The following safety riding tips are from my own experience but I highly recommend, if you are a new rider or haven’t ridden for some time you take Rider Training at a well recognized and approved school, such as Humber Collage!
Early spring riding: Before you know it spring will be just around the corner. So, first time out this coming spring; be carful! You will find the roads are loaded with winter salt, sand and other debris which are typically not cleaned off until later in the spring and will “have you off” if not carful of conditions! Don’t speed into or accelerate hard out of corners, allow for engine braking, use brakes smoothly and progressively if needed.
When Country riding: Slow down, in particular in the corners where vehicles tend to throw sand and stones back onto the road surface all year. Never go into a corner faster than you are prepared to go around it comfortably and safely. Entering corners toward the outside of the bend with a safe margin to the shoulder is the best position for visibility and set up to lean into the corner apex (close to but not over the center line). This will allow you a safer margin with more room to exit the corner without drifting out onto the soft shoulder. The less experienced rider should remember to have their motorcycle under full control thru corners. Adjusting speed with brakes while your leaned over should be refrained from unless absolutely necessary and only then apply smoothly with prudence. Braking in corners is a learned technique which you will get better at with more experience, otherwise all braking should be performed while the bike is upright and under control prior to entering a corner. If you inadvertently hit the soft shoulder going wide on a corner, don’t panic, keep both feet on the foot pegs, grip the tank with your knees, hold the bars steady, move your weight forward over the tank, don’t touch the brakes and gradually steer the bike back onto the road.
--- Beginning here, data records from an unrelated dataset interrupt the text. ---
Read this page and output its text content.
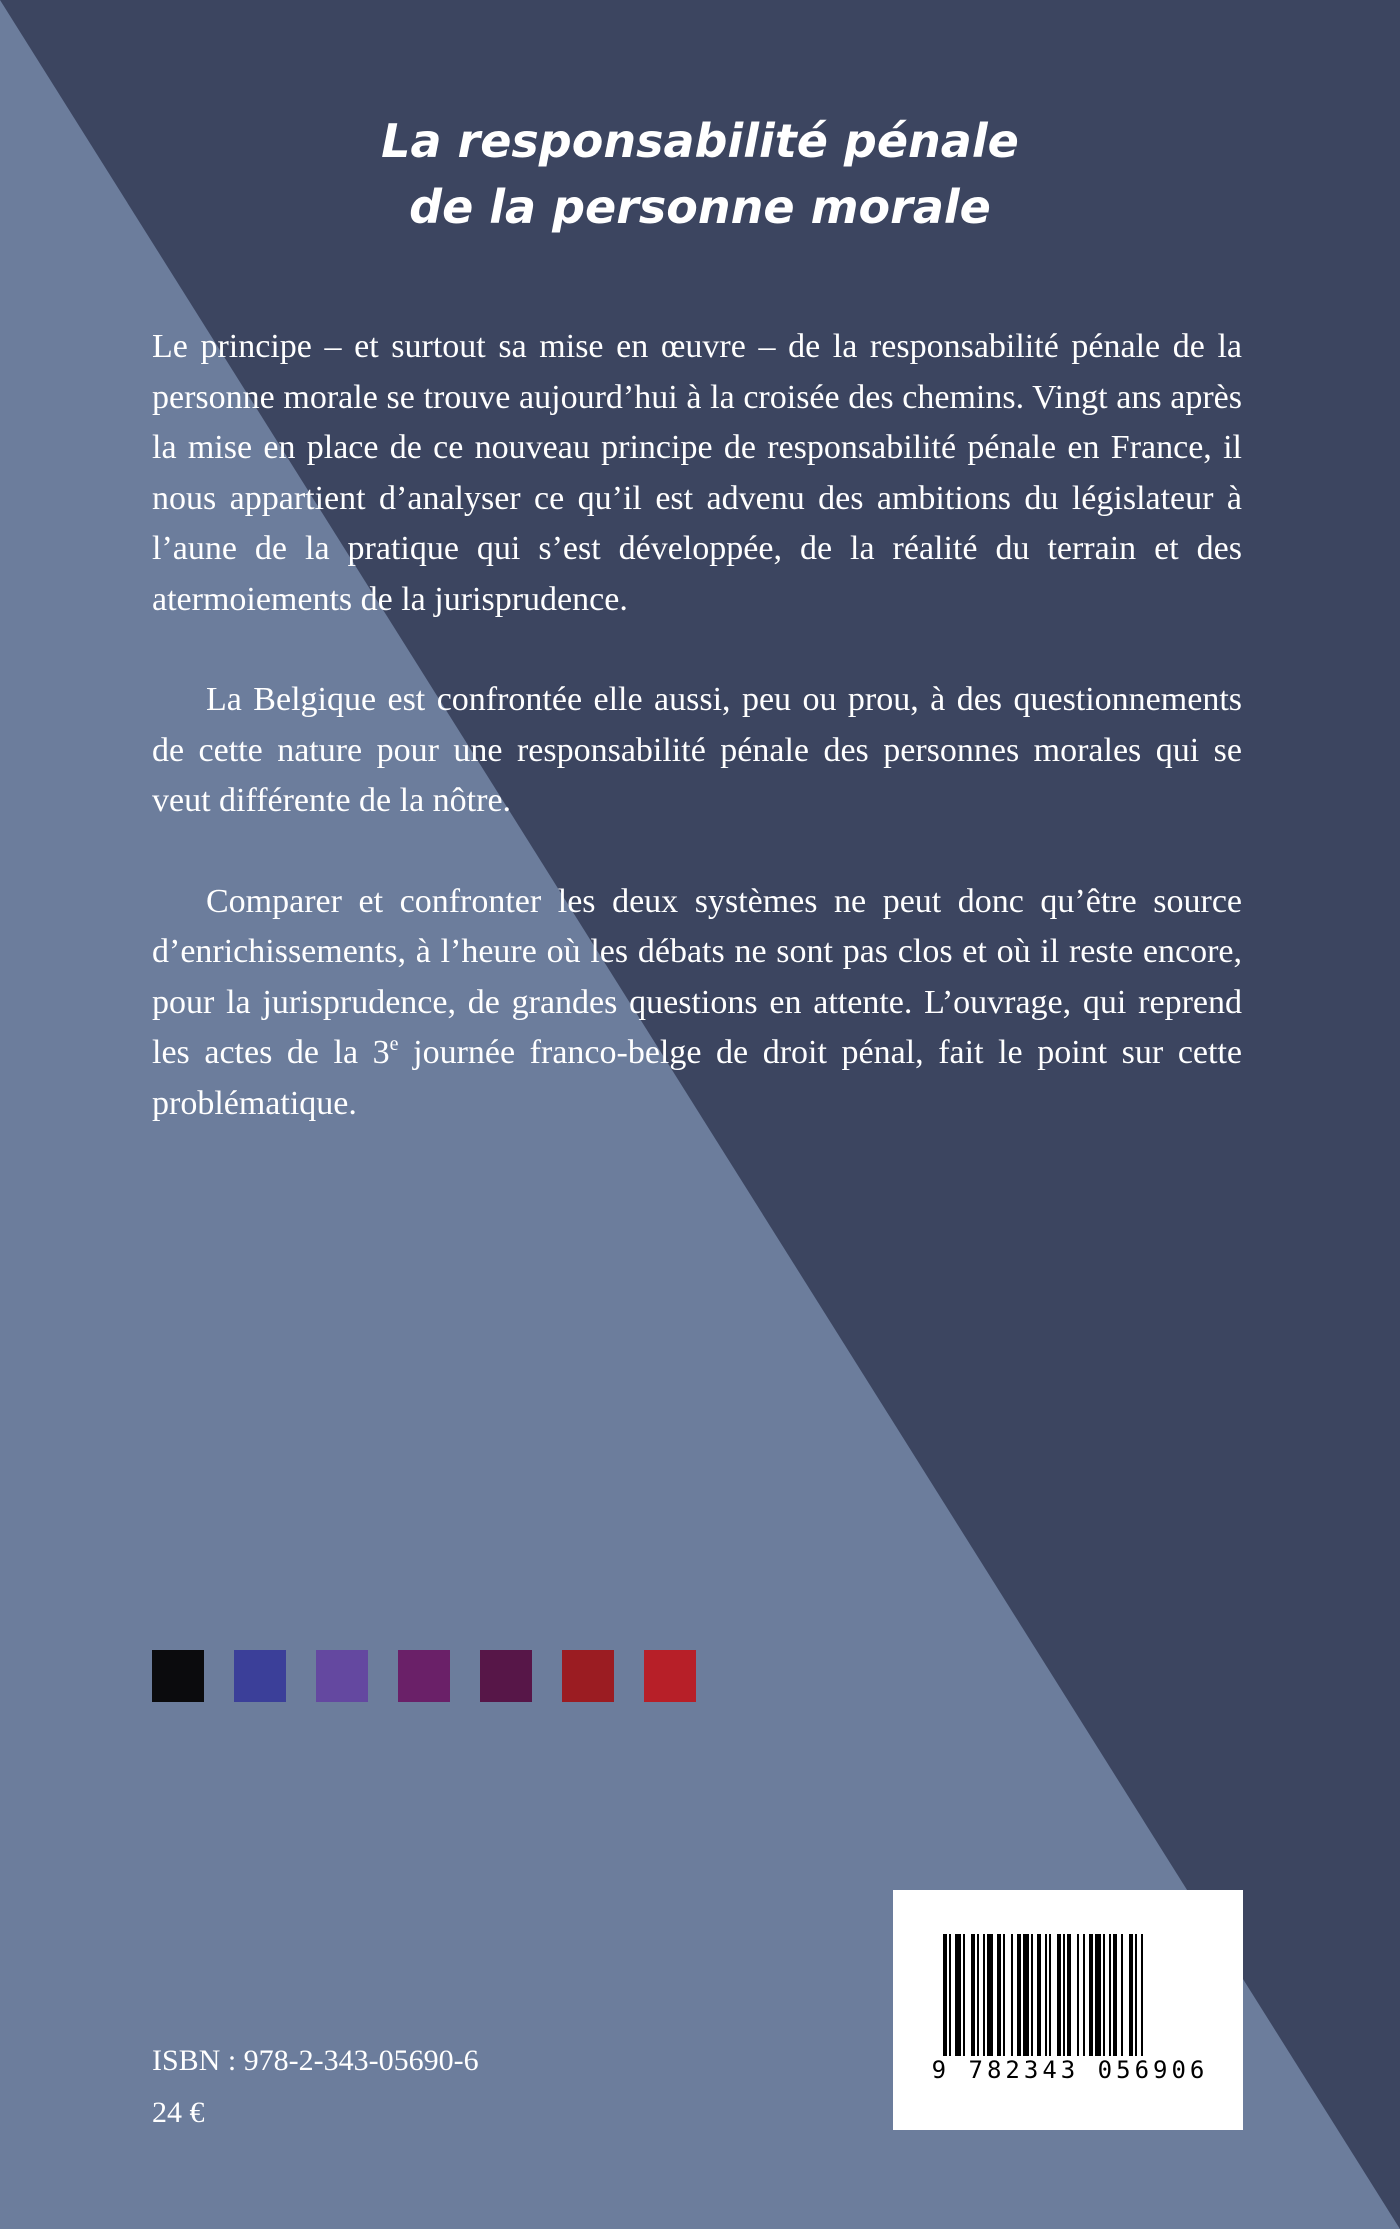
La responsabilité pénale
de la personne morale

Le principe – et surtout sa mise en œuvre – de la responsabilité pénale de la personne morale se trouve aujourd’hui à la croisée des chemins. Vingt ans après la mise en place de ce nouveau principe de responsabilité pénale en France, il nous appartient d’analyser ce qu’il est advenu des ambitions du législateur à l’aune de la pratique qui s’est développée, de la réalité du terrain et des atermoiements de la jurisprudence.

La Belgique est confrontée elle aussi, peu ou prou, à des questionnements de cette nature pour une responsabilité pénale des personnes morales qui se veut différente de la nôtre.

Comparer et confronter les deux systèmes ne peut donc qu’être source d’enrichissements, à l’heure où les débats ne sont pas clos et où il reste encore, pour la jurisprudence, de grandes questions en attente. L’ouvrage, qui reprend les actes de la 3e journée franco-belge de droit pénal, fait le point sur cette problématique.

ISBN : 978-2-343-05690-6
24 €
9 782343 056906
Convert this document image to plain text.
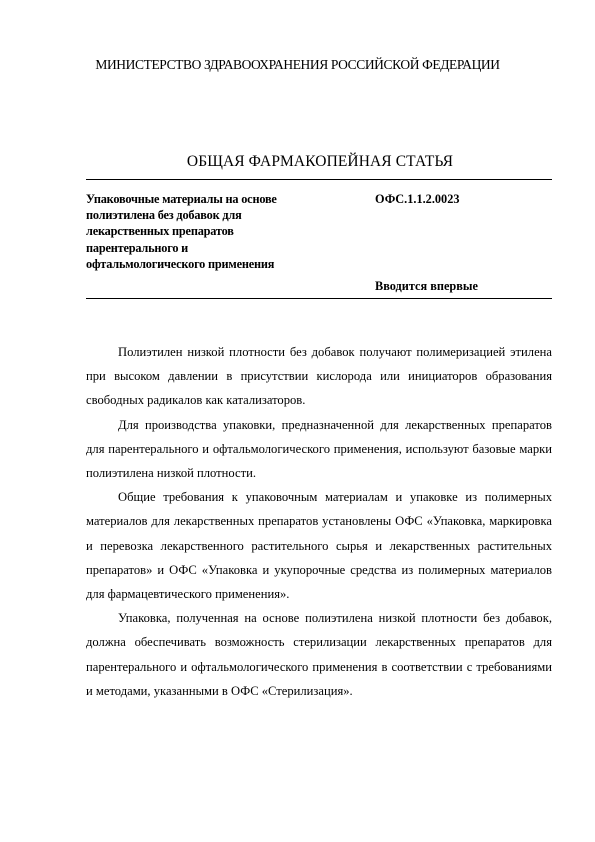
МИНИСТЕРСТВО ЗДРАВООХРАНЕНИЯ РОССИЙСКОЙ ФЕДЕРАЦИИ
ОБЩАЯ ФАРМАКОПЕЙНАЯ СТАТЬЯ
Упаковочные материалы на основе
полиэтилена без добавок для
лекарственных препаратов
парентерального и
офтальмологического применения
ОФС.1.1.2.0023
Вводится впервые

Полиэтилен низкой плотности без добавок получают полимеризацией этилена при высоком давлении в присутствии кислорода или инициаторов образования свободных радикалов как катализаторов.

Для производства упаковки, предназначенной для лекарственных препаратов для парентерального и офтальмологического применения, используют базовые марки полиэтилена низкой плотности.

Общие требования к упаковочным материалам и упаковке из полимерных материалов для лекарственных препаратов установлены ОФС «Упаковка, маркировка и перевозка лекарственного растительного сырья и лекарственных растительных препаратов» и ОФС «Упаковка и укупорочные средства из полимерных материалов для фармацевтического применения».

Упаковка, полученная на основе полиэтилена низкой плотности без добавок, должна обеспечивать возможность стерилизации лекарственных препаратов для парентерального и офтальмологического применения в соответствии с требованиями и методами, указанными в ОФС «Стерилизация».
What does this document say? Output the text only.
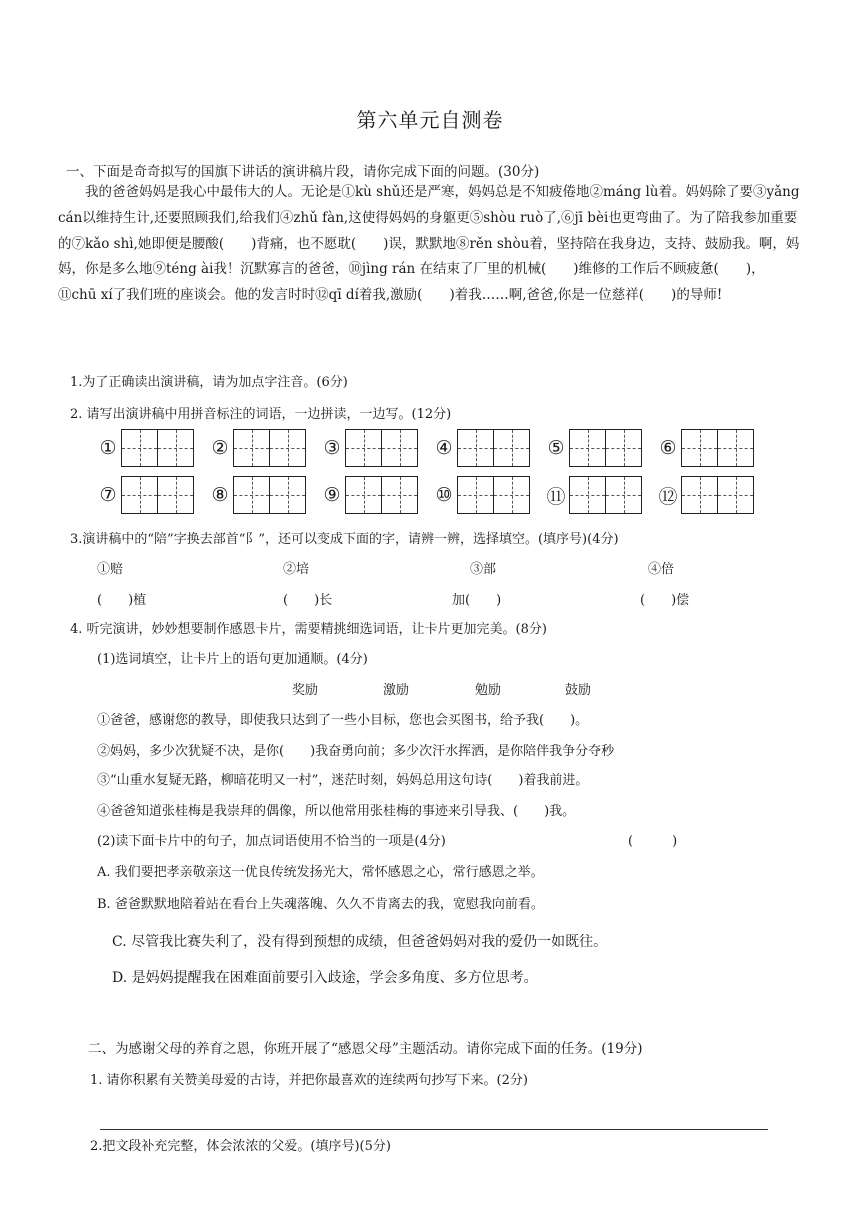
第六单元自测卷
一、下面是奇奇拟写的国旗下讲话的演讲稿片段，请你完成下面的问题。(30分)
我的爸爸妈妈是我心中最伟大的人。无论是①kù shǔ还是严寒，妈妈总是不知疲倦地②máng lù着。妈妈除了要③yǎng cán以维持生计,还要照顾我们,给我们④zhǔ fàn,这使得妈妈的身躯更⑤shòu ruò了,⑥jī bèi也更弯曲了。为了陪我参加重要的⑦kǎo shì,她即便是腰酸(　　)背痛，也不愿耽(　　)误，默默地⑧rěn shòu着，坚持陪在我身边，支持、鼓励我。啊，妈妈，你是多么地⑨téng ài我！沉默寡言的爸爸，⑩jìng rán 在结束了厂里的机械(　　)维修的工作后不顾疲惫(　　)，⑪chū xí了我们班的座谈会。他的发言时时⑫qī dí着我,激励(　　)着我……啊,爸爸,你是一位慈祥(　　)的导师!
1.为了正确读出演讲稿，请为加点字注音。(6分)
2. 请写出演讲稿中用拼音标注的词语，一边拼读，一边写。(12分)
①	②	③	④	⑤	⑥
⑦	⑧	⑨	⑩	⑪	⑫
3.演讲稿中的“陪”字换去部首“阝”，还可以变成下面的字，请辨一辨，选择填空。(填序号)(4分)
①赔	②培	③部	④倍
(　　)植	(　　)长	加(　　)	(　　)偿
4. 听完演讲，妙妙想要制作感恩卡片，需要精挑细选词语，让卡片更加完美。(8分)
(1)选词填空，让卡片上的语句更加通顺。(4分)
奖励	激励	勉励	鼓励
①爸爸，感谢您的教导，即使我只达到了一些小目标，您也会买图书，给予我(　　)。
②妈妈，多少次犹疑不决，是你(　　)我奋勇向前；多少次汗水挥洒，是你陪伴我争分夺秒
③“山重水复疑无路，柳暗花明又一村”，迷茫时刻，妈妈总用这句诗(　　)着我前进。
④爸爸知道张桂梅是我崇拜的偶像，所以他常用张桂梅的事迹来引导我、(　　)我。
(2)读下面卡片中的句子，加点词语使用不恰当的一项是(4分)	(　　　)
A. 我们要把孝亲敬亲这一优良传统发扬光大，常怀感恩之心，常行感恩之举。
B. 爸爸默默地陪着站在看台上失魂落魄、久久不肯离去的我，宽慰我向前看。
C. 尽管我比赛失利了，没有得到预想的成绩，但爸爸妈妈对我的爱仍一如既往。
D. 是妈妈提醒我在困难面前要引入歧途，学会多角度、多方位思考。
二、为感谢父母的养育之恩，你班开展了“感恩父母”主题活动。请你完成下面的任务。(19分)
1. 请你积累有关赞美母爱的古诗，并把你最喜欢的连续两句抄写下来。(2分)
2.把文段补充完整，体会浓浓的父爱。(填序号)(5分)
Emergency stopping: Your front brake is your main stopping brake; even application of both brakes together will normally apply approx 70% front and 30 % rear bias. Most modern Sport Bikes come from a race proven background and generally utilize the latest braking technology. By design they have more brake bias to the front wheel for high speed stopping (the wedge effect) making the rear wheel weight very light under extreme braking, the brake bias in this case I estimate would be closer to 90/10% or less under heavy braking! Remember to keep both feet on the foot pegs when braking otherwise you unbalance the bike and will go down! Keep you’re your head up, looking strait ahead, knees gripping the fuel tank, elbows down arms bracing your body and gear down quickly to first for quick take off from stopping if required. So learn to apply your motorcycle brakes properly, learn the full potential of your brakes by carefully and safely practicing on a clear dry area void of traffic, you will be amazed how quickly your motorcycle will stop!
Highway riding: Simple, stay away from traffic! I’ll clarify, don’t allow you’re self to be boxed in by vehicles, always find the open spaces move up ahead or drop back from traffic. If you can’t do either move to the inside lane and take up as much space as possible using the left wheel track, always leave yourself “an out”!.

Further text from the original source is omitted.